First, A and B establish a connection, and the QP has been created and initialized.
The data is archived at B’s buffer address VB. Note that VB should be pre-registered with B’s network card (and it is a memory region) and get the returned remote key, which is equivalent to the permission to operate this buffer with RDMA.
B encapsulates the data address VB and key into a dedicated message and sends it to A, which is equivalent to B handing over the operation right of the data buffer to A. At the same time, B registers a WR in its WQ to receive the status returned by A for data transmission.
After A receives the data VB and remote key sent by B, the network card will package them together with its own storage address VA into an RDMA READ request and send this message request to B. In this process, both A and B can store B’s data to A’s VA virtual address without any software participation.
After A completes the storage, it will return the status information of the entire data transfer to B.

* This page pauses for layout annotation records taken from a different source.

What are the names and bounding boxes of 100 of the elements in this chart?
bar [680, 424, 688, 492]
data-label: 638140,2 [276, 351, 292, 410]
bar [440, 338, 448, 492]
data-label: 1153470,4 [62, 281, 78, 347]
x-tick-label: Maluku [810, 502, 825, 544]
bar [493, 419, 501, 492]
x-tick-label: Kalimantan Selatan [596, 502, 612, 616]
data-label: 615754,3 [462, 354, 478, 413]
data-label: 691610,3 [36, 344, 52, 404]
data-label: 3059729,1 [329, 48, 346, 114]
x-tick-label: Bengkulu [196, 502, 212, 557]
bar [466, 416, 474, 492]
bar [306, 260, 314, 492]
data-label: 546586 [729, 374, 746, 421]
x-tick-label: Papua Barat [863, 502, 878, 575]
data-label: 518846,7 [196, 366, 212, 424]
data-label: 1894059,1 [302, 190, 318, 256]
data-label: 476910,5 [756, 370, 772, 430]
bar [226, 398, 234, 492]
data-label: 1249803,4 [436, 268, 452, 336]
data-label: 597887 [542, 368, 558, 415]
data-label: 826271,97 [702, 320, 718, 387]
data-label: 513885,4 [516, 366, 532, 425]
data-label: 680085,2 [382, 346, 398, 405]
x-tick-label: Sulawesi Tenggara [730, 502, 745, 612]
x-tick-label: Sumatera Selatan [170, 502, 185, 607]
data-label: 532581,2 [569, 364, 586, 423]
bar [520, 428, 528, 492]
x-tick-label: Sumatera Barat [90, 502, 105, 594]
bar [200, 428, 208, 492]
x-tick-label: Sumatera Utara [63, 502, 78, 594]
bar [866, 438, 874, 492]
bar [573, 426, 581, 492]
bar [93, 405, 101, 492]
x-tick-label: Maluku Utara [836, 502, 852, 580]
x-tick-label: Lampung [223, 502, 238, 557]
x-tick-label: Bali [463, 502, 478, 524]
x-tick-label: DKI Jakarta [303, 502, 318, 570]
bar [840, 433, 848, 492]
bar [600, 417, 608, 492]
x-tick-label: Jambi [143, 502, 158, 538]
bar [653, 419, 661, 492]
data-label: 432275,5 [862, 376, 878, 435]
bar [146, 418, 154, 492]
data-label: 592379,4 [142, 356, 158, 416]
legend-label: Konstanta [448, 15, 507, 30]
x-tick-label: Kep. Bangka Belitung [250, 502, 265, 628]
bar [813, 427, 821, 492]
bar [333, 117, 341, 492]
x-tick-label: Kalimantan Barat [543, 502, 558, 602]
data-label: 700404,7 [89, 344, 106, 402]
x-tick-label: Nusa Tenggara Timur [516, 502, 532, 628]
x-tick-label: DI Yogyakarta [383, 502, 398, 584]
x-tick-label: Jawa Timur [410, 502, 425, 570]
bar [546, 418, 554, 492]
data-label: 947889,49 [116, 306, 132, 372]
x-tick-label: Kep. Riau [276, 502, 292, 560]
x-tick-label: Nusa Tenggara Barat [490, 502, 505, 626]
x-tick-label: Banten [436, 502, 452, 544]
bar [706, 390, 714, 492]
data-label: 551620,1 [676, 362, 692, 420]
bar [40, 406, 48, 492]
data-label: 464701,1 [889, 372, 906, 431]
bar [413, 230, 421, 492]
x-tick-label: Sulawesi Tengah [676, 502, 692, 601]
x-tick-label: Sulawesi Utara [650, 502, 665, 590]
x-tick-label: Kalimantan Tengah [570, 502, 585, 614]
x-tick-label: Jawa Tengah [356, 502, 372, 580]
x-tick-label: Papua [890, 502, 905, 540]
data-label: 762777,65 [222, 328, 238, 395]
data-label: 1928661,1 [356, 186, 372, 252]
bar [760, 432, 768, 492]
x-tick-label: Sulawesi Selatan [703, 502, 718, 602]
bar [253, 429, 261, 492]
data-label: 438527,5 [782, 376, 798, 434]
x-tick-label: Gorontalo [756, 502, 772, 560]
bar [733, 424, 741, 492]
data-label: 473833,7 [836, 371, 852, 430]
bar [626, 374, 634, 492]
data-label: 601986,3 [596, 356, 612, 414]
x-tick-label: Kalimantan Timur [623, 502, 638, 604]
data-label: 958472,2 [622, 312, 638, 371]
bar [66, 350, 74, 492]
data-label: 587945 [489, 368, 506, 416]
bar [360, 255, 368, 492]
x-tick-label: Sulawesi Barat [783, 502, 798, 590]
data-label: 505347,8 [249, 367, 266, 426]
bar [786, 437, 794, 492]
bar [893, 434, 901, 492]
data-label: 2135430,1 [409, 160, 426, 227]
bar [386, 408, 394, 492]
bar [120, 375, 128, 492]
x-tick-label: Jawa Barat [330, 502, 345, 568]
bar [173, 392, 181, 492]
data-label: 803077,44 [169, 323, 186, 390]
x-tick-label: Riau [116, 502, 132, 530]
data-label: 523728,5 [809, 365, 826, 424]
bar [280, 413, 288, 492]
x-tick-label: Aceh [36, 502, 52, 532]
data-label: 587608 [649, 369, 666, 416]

The WRITE process is similar to READ. The unilateral operation transmission method is the biggest difference between RDMA and traditional network transmission. It only needs to provide direct access to the remote virtual address, and does not require remote applications to participate, which is suitable for bulk data transmission.

RDMA Bilateral Operation (SEND/RECEIVE)

SEND/RECEIVE in RDMA is a bilateral operation, that is, the remote application must be aware of and participate in the completion of the transmission and reception. In practice, SEND/RECEIVE is often used for connection control messages, while data messages are mostly completed through READ/WRITE.

Taking the bilateral operation as an example, the process of host A sending data to host B (hereinafter referred to as A and B) is as follows:

First of all, A and B must create and initialize their own QP and CQ.
A and B register WQE in their own WQ. For A, WQ = SQ, WQE describes a data that is about to be sent; for B, WQ = RQ, WQE describes a Buffer for storing data.
A’s network card asynchronously schedules to A’s WQE, parses that this is a SEND message, and sends data directly to B from the buffer. When the data stream arrives at B’s network card, B’s WQE is consumed, and the data is directly stored in the storage location pointed to by the WQE.
After A and B communication is completed, a completion message CQE will be generated in A’s CQ indicating that the sending is completed. At the same time, a completion message will be generated in B’s CQ indicating that the reception is completed. The processing of each WQE in WQ will generate a CQE.

Bilateral operation is similar to the underlying Buffer Pool of traditional networks, and there is no difference in the participation process of the sender and receiver. The difference lies in zero-copy and kernel bypass. In fact, for RDMA, this is a complex message transmission mode, often used for transmitting short control messages.